Select owners will be contacted by mail or phone for permission to sample their wells. Sampling involves collecting a water sample from an outside location for laboratory analysis. Participation is voluntary and owners will receive a report of the laboratory results.

Wells are selected based on geology, location, well depth and well construction. Property owner participation will help create county maps and descriptions of groundwater distribution, movement, conditions, and the pollution sensitivity of aquifers. The final products will be available as printed maps, reports, and geographic information system (GIS) files available on the web.

The atlas can be used to help identify viable water sources, evaluate supply, identify recharge sources and flow, manage sustainability, guide decisions for well and septic system construction, assist in well-head protection for public water supply, and assess pollution sensitivity and likely contamination migration.

County atlases are produced in two parts over the course of several years. Part A covers the geology of the county, and was completed for Kandiyohi in 2019 by the Minnesota Geological Survey. Part B will expand on this information to cover the hydrogeology (groundwater) using the new county well-sampling data. The DNR expects completion in 2022.

The County Atlas program is funded in part by the Minnesota Environment and Natural Resources Trust Fund as recommended by the Legislative-Citizen Commission on Minnesota Resources. Funding also comes from the Clean Water Fund, which receives 33 percent of the sales tax revenue from the Clean Water, Land and Legacy Amendment approved by voters in November 2008.

Reporting fish die-offs helps the DNR and others respond when needed

Anyone who finds several or more dead fish in a lake or stream can help by reporting these fish die-offs, which happen occasionally and usually result from natural causes.
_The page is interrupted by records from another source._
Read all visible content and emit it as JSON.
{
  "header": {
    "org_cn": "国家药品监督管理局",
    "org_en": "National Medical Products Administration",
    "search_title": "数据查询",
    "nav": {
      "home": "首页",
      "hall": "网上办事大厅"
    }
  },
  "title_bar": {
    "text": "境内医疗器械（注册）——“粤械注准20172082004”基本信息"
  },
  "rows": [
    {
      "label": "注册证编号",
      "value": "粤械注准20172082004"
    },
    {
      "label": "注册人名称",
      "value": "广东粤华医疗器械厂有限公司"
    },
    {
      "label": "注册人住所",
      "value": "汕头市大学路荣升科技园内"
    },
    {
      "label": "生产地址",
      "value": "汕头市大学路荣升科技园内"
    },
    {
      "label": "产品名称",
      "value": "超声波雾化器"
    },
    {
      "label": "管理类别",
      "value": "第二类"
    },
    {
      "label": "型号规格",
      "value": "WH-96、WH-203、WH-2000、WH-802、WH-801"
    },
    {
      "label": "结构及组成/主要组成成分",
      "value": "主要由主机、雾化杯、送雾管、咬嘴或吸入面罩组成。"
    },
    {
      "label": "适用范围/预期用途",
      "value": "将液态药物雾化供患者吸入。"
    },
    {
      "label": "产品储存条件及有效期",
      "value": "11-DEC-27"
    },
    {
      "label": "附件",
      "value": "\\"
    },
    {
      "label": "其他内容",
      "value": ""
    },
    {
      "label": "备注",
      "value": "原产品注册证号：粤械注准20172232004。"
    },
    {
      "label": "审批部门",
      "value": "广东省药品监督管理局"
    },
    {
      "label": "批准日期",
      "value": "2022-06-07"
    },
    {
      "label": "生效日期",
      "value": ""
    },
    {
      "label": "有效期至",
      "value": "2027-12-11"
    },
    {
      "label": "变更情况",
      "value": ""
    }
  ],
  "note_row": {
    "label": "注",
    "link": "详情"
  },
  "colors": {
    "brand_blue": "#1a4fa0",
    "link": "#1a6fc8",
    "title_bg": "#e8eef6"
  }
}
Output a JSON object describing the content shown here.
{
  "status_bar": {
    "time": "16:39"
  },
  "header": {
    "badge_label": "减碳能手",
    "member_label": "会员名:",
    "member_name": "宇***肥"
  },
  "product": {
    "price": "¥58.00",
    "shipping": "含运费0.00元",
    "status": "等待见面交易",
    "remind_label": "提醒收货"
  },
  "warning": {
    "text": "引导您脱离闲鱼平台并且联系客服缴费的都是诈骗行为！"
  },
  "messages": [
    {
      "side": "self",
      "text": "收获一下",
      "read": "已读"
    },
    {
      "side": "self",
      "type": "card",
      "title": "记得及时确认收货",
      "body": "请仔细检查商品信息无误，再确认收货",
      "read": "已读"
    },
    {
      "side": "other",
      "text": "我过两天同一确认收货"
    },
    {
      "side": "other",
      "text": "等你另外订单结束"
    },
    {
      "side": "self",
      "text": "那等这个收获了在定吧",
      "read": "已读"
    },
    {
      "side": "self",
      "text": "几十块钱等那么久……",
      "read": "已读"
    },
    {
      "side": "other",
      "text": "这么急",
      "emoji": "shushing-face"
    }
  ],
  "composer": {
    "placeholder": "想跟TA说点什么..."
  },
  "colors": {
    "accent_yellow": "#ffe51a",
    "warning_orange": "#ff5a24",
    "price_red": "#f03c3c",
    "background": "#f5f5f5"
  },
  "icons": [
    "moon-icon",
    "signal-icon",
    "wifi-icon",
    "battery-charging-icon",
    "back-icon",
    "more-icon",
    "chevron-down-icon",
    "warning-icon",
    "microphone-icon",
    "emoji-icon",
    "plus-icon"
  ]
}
“It can be unsettling and concerning to find a number of dead fish,” said Tom Burri, limnology consultant with the Minnesota Department of Natural Resources who deals with water quality issues related to fisheries. “We hope people will help us out by reporting dead fish right away so we can determine if an investigation is needed.”

People should call the state duty officer at 651-649-5451 or 800-422-0798 to report fish die-offs. Doing so provides a single point of contact for the incident. The point of contact is available 24 hours per day, seven days per week. An early report also allows timely water samples or other response actions to be taken if needed.

If there is an immediate threat to life or property, call 911 first. For general information requests, people can also contact area DNR fisheries offices, but this is not the best way to report fish kills.

Bacteria a common culprit

One University of Minnesota study estimated that 500 fish die-offs happen each year in Minnesota.

In spring and summer, groupings of dead fish are usually the result of a common bacterial infection referred to as columnaris. Columnaris tends to affect fish as water temperatures warm and fish are stressed from the energy they spent on spawning. Columnaris infections can kill sunfish, crappies and bullheads, and occasionally, largemouth bass and northern pike.

Most fish diseases and infection issues found in nature tend to be concentrated in fish of a specific species and size range. In contrast, when an individual observes dead fish of vastly different sizes and from multiple species, human activity is a more likely a cause.